(no subject)

Dec 10, 2006 14:02

god damn, i have a lot of nonsense to do. finals are this week & i keep getting distracted. by distracted, i mean people keep getting me high & evidently this isn't my fault. but it does allow me to combine the mellow & methodical approach with procrastinating. better than getting stressed & panicked, no?

and really, i'm more than willing to mellow out. i've let myself get irritable about things not unfolding or occuring the way that i've envisioned & it's absurd. take my view on guys/relationships as of late-- i keep insisting on stability & consistency. when i get it, i become restless & disenchanted, suddenly deciding that what i really need is to feel nervous & intimidated. all that results in is frustration & wishing for.. stability. you can see where that pattern of thought gets me.

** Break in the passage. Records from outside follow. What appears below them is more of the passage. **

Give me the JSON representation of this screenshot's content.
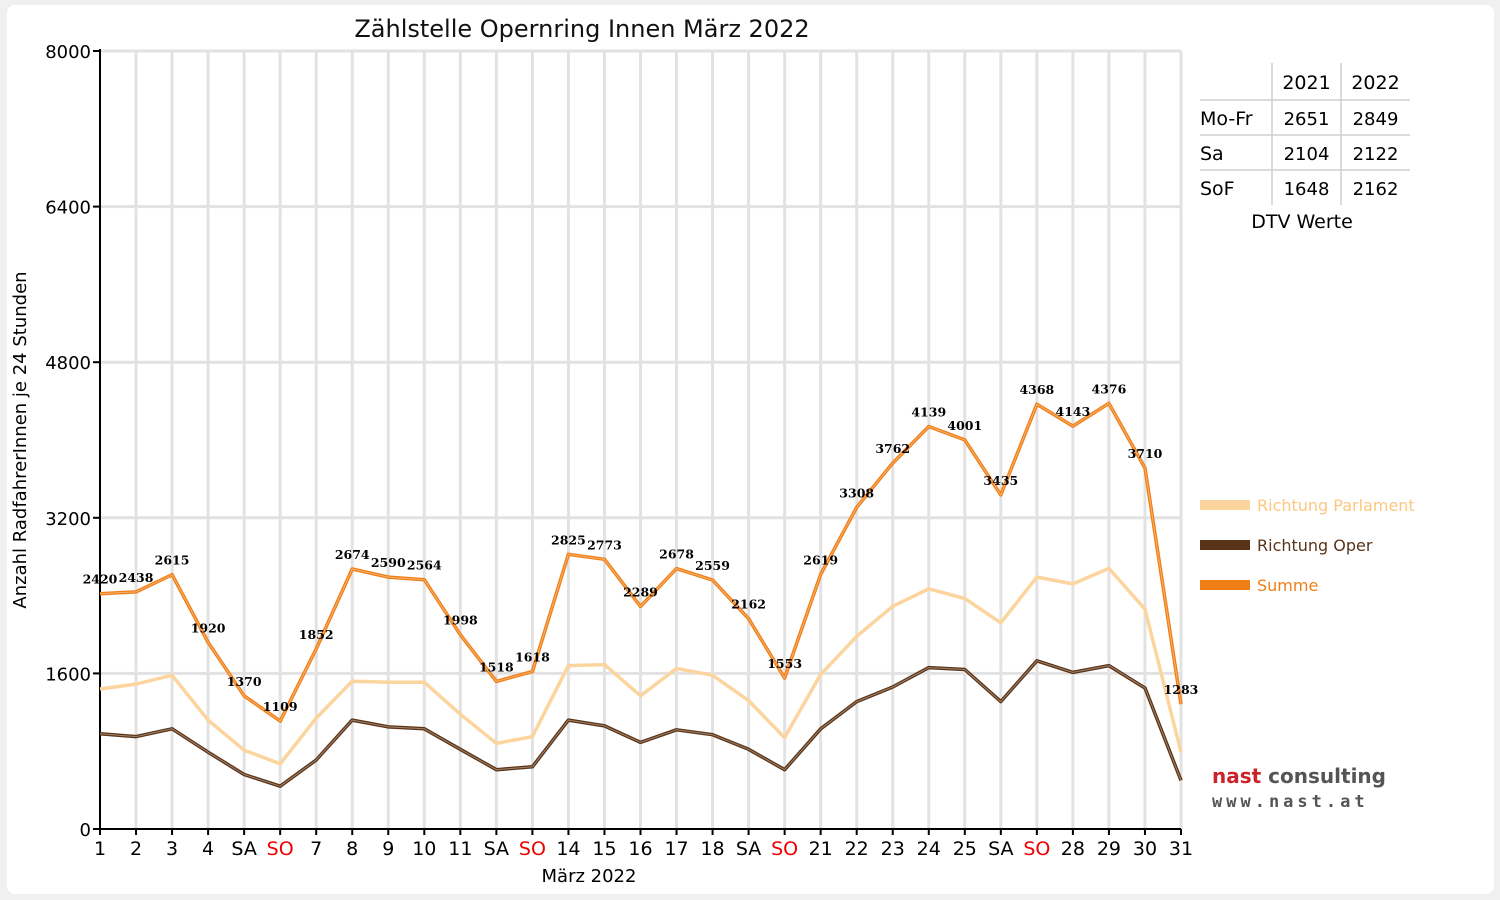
{
  "chart_data": {
    "type": "line",
    "title": "Zählstelle Opernring Innen März 2022",
    "xlabel": "März 2022",
    "ylabel": "Anzahl RadfahrerInnen je 24 Stunden",
    "ylim": [
      0,
      8000
    ],
    "yticks": [
      0,
      1600,
      3200,
      4800,
      6400,
      8000
    ],
    "grid": true,
    "categories": [
      "1",
      "2",
      "3",
      "4",
      "SA",
      "SO",
      "7",
      "8",
      "9",
      "10",
      "11",
      "SA",
      "SO",
      "14",
      "15",
      "16",
      "17",
      "18",
      "SA",
      "SO",
      "21",
      "22",
      "23",
      "24",
      "25",
      "SA",
      "SO",
      "28",
      "29",
      "30",
      "31"
    ],
    "highlight_color": "#ee0000",
    "highlight_categories": [
      "SO"
    ],
    "legend_placement": "right",
    "series": [
      {
        "name": "Richtung Parlament",
        "color": "#fcd59e",
        "values": [
          1440,
          1490,
          1580,
          1120,
          810,
          670,
          1140,
          1520,
          1510,
          1510,
          1180,
          880,
          950,
          1680,
          1690,
          1370,
          1650,
          1580,
          1320,
          940,
          1590,
          1980,
          2290,
          2470,
          2370,
          2120,
          2590,
          2520,
          2680,
          2260,
          790
        ]
      },
      {
        "name": "Richtung Oper",
        "color": "#5a3418",
        "values": [
          980,
          950,
          1030,
          790,
          560,
          440,
          710,
          1120,
          1050,
          1030,
          820,
          610,
          640,
          1120,
          1060,
          890,
          1020,
          970,
          820,
          610,
          1030,
          1310,
          1460,
          1660,
          1640,
          1310,
          1730,
          1610,
          1680,
          1450,
          500
        ]
      },
      {
        "name": "Summe",
        "color": "#f07e17",
        "values": [
          2420,
          2438,
          2615,
          1920,
          1370,
          1109,
          1852,
          2674,
          2590,
          2564,
          1998,
          1518,
          1618,
          2825,
          2773,
          2289,
          2678,
          2559,
          2162,
          1553,
          2619,
          3308,
          3762,
          4139,
          4001,
          3435,
          4368,
          4143,
          4376,
          3710,
          1283
        ],
        "labels": [
          "2420",
          "2438",
          "2615",
          "1920",
          "1370",
          "1109",
          "1852",
          "2674",
          "2590",
          "2564",
          "1998",
          "1518",
          "1618",
          "2825",
          "2773",
          "2289",
          "2678",
          "2559",
          "2162",
          "1553",
          "2619",
          "3308",
          "3762",
          "4139",
          "4001",
          "3435",
          "4368",
          "4143",
          "4376",
          "3710",
          "1283"
        ]
      }
    ]
  },
  "dtv_table": {
    "caption": "DTV Werte",
    "columns": [
      "2021",
      "2022"
    ],
    "rows": [
      {
        "label": "Mo-Fr",
        "values": [
          "2651",
          "2849"
        ]
      },
      {
        "label": "Sa",
        "values": [
          "2104",
          "2122"
        ]
      },
      {
        "label": "SoF",
        "values": [
          "1648",
          "2162"
        ]
      }
    ]
  },
  "logo": {
    "name_part1": "nast",
    "name_part2": "consulting",
    "url": "www.nast.at"
  }
}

but! i spent this weekend being all sorts of charmed. friday, a boy i had a crush on last year (we'd randomly makeout? i don't know) decided that we should hang out. he paid for dinner, drove around so we could smoke, invited me to new york for new year's, and had more in-depth conversations with me than we ever had when i actually was interested in him. then i hung out with a boy who i've been in an on/off friend with benefits situation with for three years-- so it was the usual menagerie of random people floating in & out of his house, good films, getting high, cuddling, records, etc. and he gave me a book to keep. we always pick up where we left off, no questions asked or feelings involved. he's really sweet to me & i'm attracted just enough to still leave it at the door at the end of the night. and on saturday, i went on a date with a boy & it was adorable-- bickering about paying & fun conversations mixed with comfortable silences & blushing & sharing fondue & him instantly getting along with my best friend.

nothing will result out of any of this & that's fucking fine by me. i do the whole indignant, call-you-when-i-need-you, not opening up, unfair comparisons & unreal standards thing far too often. it's nice to just be a girl, accept compliments, and have someone's complete attention. to forget depth, overanalyzation, sparks and nerves for a few moments. what i deserve, what fits me, what i'll instantly recognize when i see it.. all of it will happen someday. there's no reason why i shouldn't take advantage of other opportunities in the meantime.